Jesus, contudo, em diversas passagens anuncia que a disposição de perdoar os outros deve partir do sujeito ofendido (MT. 6:12-14; 18:21s; Lc 11:4). Ocorre nessa perspectiva uma mudança fundamental na compreensão do ato de perdoar: deixa de ser algo a ser dado por merecimento e torna-se uma expressão de misericórdia. A misericórdia é justamente o contrário do merecimento: é dar sem merecer.
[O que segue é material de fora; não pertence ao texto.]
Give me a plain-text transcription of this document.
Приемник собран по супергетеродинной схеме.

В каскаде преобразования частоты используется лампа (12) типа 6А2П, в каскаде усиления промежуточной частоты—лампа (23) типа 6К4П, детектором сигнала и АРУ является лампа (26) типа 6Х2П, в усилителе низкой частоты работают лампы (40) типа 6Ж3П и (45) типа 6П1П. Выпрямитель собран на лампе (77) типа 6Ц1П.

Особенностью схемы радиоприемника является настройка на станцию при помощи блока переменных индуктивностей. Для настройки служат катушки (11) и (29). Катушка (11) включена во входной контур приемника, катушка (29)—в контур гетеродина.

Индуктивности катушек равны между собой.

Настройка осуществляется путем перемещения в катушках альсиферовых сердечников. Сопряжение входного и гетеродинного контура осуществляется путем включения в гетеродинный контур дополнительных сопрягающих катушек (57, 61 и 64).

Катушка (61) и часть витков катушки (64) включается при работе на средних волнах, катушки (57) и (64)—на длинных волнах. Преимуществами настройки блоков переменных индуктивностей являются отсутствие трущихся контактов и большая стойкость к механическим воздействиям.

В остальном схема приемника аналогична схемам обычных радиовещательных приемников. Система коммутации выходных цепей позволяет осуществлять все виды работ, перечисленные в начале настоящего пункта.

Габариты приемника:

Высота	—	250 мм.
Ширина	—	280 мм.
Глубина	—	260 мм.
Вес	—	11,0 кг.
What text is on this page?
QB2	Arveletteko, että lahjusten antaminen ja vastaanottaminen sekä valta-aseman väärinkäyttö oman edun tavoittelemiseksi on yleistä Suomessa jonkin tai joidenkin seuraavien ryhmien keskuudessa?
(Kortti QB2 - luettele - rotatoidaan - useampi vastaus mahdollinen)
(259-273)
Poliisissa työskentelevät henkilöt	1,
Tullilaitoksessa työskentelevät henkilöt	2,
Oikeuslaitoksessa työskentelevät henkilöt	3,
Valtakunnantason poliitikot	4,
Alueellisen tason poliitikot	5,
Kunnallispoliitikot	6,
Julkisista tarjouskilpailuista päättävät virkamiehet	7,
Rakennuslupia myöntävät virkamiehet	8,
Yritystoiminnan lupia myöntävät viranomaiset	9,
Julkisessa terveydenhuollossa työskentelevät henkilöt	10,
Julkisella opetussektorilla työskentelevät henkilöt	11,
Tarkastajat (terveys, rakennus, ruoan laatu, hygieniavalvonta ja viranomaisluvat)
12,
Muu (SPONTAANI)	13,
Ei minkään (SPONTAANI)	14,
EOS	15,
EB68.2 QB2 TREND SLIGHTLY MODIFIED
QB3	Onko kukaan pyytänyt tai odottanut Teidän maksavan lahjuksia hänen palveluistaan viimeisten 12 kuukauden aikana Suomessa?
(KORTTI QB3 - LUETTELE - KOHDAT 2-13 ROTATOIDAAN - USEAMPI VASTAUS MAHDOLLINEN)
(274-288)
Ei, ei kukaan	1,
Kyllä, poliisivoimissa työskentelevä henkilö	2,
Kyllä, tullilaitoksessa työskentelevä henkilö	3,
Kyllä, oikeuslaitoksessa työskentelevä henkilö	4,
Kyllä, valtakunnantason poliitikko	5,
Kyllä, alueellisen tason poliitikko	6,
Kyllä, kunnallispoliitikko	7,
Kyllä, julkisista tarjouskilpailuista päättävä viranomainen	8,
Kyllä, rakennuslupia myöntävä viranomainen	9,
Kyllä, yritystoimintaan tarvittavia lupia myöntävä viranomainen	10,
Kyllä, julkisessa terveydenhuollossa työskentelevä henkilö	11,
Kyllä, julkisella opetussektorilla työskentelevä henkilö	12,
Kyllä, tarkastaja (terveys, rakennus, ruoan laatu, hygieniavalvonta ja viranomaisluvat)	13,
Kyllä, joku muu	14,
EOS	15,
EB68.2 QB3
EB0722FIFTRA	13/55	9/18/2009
A misericórdia leva em conta os atos praticados e a condição do pecador. Contudo, esses elementos não estão em primeiro plano. O que move a misericórdia é anseio de ver o indivíduo que está afastado novamente presente na comunidade. Além disso, a misericórdia é uma atitude exercida por Deus, e serve como medida para a ação humana (Lc. 6:36).
Cabe acrescentar ainda a misericórdia como sendo o extremo oposta da ira. A ira é movida pela idéia de “justiça retributiva” e reclama pela condenação dos culpados. Por sua vez, a misericórdia se caracteriza pela disposição de empregar todos os meios, tempo e forças para salvar. Por isso, um elemento essencial da misericórdia é a aceitação do outro, o exercício do amor incondicional.
A atitude misericordiosa gera na pessoa alvo do perdão uma atitude de gratidão. Enquanto que na ótica meritória o indivíduo pode exigir o perdão após ter atendido todas as prescrições, aquele que é alvo de misericórdia nada pode a não ser aceitar ou rejeitar a oferta. Aceitando o perdão, assume que é menor frente aquele que o perdoou, o que marca assim a humilhação e prestação de honras.
E aquele que perdoou não se considera de maneira alguma superior ao seu ofensor, pois, ao aceitá-lo, abre mão do direito de “cobrar a dívida” e eleva o outro a condição de igualdade.